His vast opus kept him in the public eye as nostalgia in the 1990s and early 2000s. Eventually, proper respect was paid to his life and accomplishments with "Jersey Boys", a wildly popular and award-winning Broadway musical in 2005. The musical was actually performed by Valli and the members of the Four Seasons, and featured a biographical narrative told as four separate points of view by each of the members of the Four Seasons. The musical has touring companies all around the world, as well as a version at Paris Las Vegas casino. This production just endorsed Valli's enduring contributions to popular music along with the singular brilliance of his unique voice. The show has been nominated for eight Tony Awards, winning four, notable for Best Musical, Actor, and Supporting Actor. In 2014, it was adapted into a film of the same name directed by Clint Eastwood.
Acting and Later Career
As one of the original members of The Four Seasons (together with DeVito, Massi and Gaudio), Valli got inducted into the Rock and Roll Hall of Fame in 1990 and the Vocal Group Hall of Fame in 1999. In October 2007, Valli released an album containing covers of his favorite songs from the 1960s called "Romancing the '60s." In October 2012, Valli made his Broadway debut with a week-long concert series at the Broadway Theatre in New York. Frankie Valli and the Four Seasons toured the U.S. from March 2016 to January 2017 playing small-to-mid-size venues. Over the years, Valli has appeared as an actor in a handful of TV shows, including a stint on "The Sopranos."

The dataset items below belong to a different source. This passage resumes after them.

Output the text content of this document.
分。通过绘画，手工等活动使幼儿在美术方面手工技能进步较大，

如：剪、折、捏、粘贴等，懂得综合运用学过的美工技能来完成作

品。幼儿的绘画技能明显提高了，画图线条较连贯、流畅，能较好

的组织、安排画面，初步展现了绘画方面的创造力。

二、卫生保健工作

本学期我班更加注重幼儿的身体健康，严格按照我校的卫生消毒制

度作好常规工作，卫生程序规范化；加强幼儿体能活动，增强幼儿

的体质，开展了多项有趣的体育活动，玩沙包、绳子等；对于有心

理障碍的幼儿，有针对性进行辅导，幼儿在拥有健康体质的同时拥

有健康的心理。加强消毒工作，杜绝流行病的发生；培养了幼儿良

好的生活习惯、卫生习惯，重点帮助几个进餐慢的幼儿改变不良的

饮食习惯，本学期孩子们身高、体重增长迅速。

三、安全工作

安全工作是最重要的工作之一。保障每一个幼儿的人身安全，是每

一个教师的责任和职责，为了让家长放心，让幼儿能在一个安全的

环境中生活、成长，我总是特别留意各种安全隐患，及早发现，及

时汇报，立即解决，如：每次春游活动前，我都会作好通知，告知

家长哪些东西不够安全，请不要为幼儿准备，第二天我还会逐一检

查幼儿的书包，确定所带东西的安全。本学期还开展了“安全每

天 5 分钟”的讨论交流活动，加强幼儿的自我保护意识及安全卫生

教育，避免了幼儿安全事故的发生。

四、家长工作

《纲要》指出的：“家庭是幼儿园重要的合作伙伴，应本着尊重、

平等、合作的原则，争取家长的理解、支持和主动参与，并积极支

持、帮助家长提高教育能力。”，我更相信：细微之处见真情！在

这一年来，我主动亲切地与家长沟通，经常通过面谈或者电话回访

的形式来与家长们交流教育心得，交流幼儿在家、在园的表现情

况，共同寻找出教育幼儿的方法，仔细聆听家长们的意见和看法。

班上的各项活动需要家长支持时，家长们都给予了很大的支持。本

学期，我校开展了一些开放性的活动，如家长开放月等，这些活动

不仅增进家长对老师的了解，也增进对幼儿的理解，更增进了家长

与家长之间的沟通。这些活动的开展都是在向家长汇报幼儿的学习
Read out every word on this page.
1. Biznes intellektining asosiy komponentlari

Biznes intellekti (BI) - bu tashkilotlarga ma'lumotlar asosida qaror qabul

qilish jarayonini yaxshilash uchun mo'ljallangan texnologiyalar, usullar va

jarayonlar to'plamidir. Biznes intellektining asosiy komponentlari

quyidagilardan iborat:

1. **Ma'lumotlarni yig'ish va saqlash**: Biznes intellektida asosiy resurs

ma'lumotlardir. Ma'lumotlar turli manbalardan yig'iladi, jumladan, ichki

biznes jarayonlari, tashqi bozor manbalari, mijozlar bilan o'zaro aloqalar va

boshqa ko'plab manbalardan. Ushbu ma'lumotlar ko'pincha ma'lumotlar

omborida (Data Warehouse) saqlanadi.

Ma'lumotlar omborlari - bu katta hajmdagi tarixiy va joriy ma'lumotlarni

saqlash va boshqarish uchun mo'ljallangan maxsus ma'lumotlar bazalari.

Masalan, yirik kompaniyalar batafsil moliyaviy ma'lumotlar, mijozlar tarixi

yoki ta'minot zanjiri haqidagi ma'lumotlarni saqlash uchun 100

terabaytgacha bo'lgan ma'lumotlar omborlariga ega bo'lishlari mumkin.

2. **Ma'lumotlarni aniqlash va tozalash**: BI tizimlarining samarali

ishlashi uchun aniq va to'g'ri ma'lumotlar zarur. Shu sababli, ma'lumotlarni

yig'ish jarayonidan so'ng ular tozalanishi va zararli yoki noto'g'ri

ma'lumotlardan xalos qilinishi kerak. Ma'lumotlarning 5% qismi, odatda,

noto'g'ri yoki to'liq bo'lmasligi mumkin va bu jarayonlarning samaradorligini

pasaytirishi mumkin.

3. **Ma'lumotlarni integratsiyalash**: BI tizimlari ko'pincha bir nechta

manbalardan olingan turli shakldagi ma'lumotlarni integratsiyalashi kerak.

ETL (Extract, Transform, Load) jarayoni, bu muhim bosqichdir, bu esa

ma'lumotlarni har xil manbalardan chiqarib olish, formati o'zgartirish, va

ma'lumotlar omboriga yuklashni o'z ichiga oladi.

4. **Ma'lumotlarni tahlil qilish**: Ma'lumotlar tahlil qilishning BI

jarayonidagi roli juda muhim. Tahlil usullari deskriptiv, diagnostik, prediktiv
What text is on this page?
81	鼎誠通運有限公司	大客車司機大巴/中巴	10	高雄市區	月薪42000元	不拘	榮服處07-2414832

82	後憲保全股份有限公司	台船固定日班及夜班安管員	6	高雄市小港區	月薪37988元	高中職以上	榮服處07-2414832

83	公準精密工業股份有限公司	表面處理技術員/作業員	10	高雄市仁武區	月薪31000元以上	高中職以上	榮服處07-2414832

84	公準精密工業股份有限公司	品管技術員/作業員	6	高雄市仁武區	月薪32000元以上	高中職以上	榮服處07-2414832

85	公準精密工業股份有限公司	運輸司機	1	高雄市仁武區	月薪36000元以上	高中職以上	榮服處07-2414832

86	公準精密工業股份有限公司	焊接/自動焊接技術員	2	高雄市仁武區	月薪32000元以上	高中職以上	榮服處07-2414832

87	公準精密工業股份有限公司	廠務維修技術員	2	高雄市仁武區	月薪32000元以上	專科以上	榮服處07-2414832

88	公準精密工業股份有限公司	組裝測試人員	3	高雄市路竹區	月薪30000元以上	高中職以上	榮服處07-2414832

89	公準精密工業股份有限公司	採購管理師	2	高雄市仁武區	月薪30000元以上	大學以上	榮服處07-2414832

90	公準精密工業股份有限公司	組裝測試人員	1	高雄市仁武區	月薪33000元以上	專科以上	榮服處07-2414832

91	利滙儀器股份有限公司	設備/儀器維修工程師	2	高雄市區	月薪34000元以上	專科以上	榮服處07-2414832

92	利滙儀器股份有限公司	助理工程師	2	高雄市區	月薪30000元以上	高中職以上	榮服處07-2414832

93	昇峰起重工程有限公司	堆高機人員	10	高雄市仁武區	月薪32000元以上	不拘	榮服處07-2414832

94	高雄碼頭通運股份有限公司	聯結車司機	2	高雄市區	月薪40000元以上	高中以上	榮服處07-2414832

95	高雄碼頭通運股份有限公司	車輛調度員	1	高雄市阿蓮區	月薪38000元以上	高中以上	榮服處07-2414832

On September 21, 2020, his fellow bandmate and founding Four Seasons member Tommy DeVito died at age 92.
Valli has been married three times, first to his wife Mary in his early twenties. They had two daughters together They divorced after 13 years together, in 1971. He then married MaryAnn Hannagan in 1974 and their marriage lasted eight years. In 1984, he married Randy Clohessy. They had three sons and separated in 2004. Tragedy has touched Valli's life–in 1980, his stepdaughter from Mary, Celia, was killed when she fell off a fire escape. Six months later, his youngest daughter Francine died from a drug overdose. In May 2012, Valli was honored with the Ellis Island Medal of Honor for his commitment to a variety of humanitarian efforts and causes.